Der stellvertretende Vorsitzende der Linksfraktion im Bundestag, Klaus Ernst, forderte Kanzlerin und CDU-Chefin Angela Merkel auf, Koch für seine "Hartz-Entgleisung" in die Schranken zu weisen. "Was Koch da absondert, ist mittelalterlich. Wer in die Arbeitslosenabsicherung ein Abschreckungselement einbauen will, riskiert mit voller Absicht, dass Menschen auf der Strecke bleiben." Ernst fügte hinzu: "Wenn es nach so einer Entgleisung keinen Aufschrei in der Union gibt, dann zeugt das von Charakterlosigkeit." Außerdem kenne Koch die Rechtslage nicht. Arbeitslose müssen schon heute nahezu jeden angebotenen Job annehmen, wenn sie nicht ihre Unterstützung riskieren wollten.

Die SPD tritt dafür ein, dass Langzeitarbeitslose ihr gesamtes zur Altersversorgung angespartes Vermögen behalten können.

Die SPD tritt dafür ein, dass Langzeitarbeitslose ihr gesamtes zur Altersversorgung angespartes Vermögen behalten können.

(Foto: picture-alliance/ dpa)

Der Vorsitzende des Deutschen Gewerkschaftsbundes (DGB), Michael Sommer, reagierte empört: "Es ist schon fast unanständig, mit diesem Vorstoß zu suggerieren, dass die Arbeitslosen arbeitsscheu wären." Die übergroße Mehrheit der Erwerbslosen suche händeringend nach anständiger, guter und zumutbarer Arbeit. "Offensichtlich ist Herr Koch in der Klausurtagung der CDU auserkoren worden, in der Abteilung Vorurteile der Stammtische im Trüben zu fischen", sagte Sommer.

Vorteile beibehalten

Die nordrhein-westfälische SPD-Vorsitzende Hannelore Kraft warnte derweil davor, bei einer Veränderung von Hartz IV auch die Vorteile zunichte zu machen. Die Zusammenlegung von Arbeitslosen- und Sozialhilfe sei richtig gewesen, weil sie den Betroffenen Hilfe "aus einer Hand" gebracht habe, sagte Kraft in Düsseldorf. Dieser Fortschritt dürfe bei der anstehenden Überarbeitung der Arbeitsmarktreformen nicht preisgegeben werden. Die von der Bundesregierung angestrebte Umstrukturierung der Jobcenter berge eine solche Gefahr. Dass es Korrekturen an der unter dem damaligen SPD-Bundeskanzler Gerhard Schröder verabschiedeten Gesetzgebung geben müsse, sei unzweifelhaft, räumte die stellvertretende Parteivorsitzende Kraft ein.

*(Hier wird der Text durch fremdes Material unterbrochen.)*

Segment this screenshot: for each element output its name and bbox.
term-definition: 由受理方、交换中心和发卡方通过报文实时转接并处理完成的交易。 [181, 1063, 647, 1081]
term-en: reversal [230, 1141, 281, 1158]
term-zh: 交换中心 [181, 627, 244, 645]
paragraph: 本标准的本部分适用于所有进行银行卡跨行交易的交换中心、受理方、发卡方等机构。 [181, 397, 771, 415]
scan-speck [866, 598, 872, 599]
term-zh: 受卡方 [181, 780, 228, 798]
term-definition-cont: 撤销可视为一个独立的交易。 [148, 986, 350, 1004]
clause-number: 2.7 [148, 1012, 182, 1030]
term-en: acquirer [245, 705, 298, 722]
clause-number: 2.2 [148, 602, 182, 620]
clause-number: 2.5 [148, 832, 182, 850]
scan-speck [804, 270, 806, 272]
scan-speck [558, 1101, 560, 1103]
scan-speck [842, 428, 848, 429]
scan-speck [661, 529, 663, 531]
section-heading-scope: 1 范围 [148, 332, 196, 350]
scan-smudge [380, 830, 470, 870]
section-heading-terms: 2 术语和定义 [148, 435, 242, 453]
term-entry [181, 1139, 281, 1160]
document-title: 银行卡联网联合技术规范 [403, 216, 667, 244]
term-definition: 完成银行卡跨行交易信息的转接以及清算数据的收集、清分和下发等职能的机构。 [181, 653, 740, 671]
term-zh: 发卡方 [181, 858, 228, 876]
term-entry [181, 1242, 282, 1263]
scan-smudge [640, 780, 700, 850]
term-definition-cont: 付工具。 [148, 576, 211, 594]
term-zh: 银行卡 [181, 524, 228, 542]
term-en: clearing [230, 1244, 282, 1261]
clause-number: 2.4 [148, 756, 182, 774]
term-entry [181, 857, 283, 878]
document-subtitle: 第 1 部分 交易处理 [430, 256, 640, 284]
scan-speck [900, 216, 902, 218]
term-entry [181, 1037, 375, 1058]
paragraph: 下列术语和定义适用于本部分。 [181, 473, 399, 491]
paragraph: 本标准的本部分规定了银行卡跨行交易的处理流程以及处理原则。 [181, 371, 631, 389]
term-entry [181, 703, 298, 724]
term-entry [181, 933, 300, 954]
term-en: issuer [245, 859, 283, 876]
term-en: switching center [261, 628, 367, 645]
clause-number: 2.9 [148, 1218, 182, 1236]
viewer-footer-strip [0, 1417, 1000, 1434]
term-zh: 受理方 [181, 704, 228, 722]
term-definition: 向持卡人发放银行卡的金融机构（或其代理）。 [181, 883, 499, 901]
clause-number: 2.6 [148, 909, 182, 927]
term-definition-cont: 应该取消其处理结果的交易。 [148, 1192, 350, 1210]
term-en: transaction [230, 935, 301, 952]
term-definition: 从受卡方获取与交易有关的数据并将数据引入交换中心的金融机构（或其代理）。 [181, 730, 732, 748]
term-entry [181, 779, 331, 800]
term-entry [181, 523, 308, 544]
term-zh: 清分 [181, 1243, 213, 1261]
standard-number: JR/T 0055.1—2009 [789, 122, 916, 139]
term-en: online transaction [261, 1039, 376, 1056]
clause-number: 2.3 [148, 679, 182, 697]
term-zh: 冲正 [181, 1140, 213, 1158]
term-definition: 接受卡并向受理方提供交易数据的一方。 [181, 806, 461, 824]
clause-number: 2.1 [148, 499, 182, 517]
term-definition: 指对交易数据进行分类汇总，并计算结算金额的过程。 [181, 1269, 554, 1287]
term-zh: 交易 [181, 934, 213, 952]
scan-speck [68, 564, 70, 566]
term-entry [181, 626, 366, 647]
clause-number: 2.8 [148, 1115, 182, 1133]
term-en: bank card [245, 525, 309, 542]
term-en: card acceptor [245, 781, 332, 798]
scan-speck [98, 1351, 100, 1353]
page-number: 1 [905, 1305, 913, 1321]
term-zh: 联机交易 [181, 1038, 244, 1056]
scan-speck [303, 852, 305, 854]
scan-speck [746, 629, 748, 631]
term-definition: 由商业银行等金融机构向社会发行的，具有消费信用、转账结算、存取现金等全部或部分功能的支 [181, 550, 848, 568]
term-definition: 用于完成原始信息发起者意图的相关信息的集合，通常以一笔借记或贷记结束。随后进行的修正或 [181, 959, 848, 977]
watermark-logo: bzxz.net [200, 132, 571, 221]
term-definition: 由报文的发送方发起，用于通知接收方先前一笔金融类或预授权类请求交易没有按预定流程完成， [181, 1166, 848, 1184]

Nach dem Willen von SPD-Generalsekretärin Andrea Nahles sollten Langzeitarbeitslose künftig ihr gesamtes zur Altersversorgung angespartes Vermögen behalten dürfen. Dies solle ohne jede Eigentumsüberprüfung geschehen, sagte sie der "Berliner Zeitung". Die heutige Anrechnung des Vermögens zur Altersversorgung werde von den Betroffenen, die oft Jahrzehnte in die Arbeitslosenversicherung eingezahlt hätten, als die eigentliche Zumutung empfunden.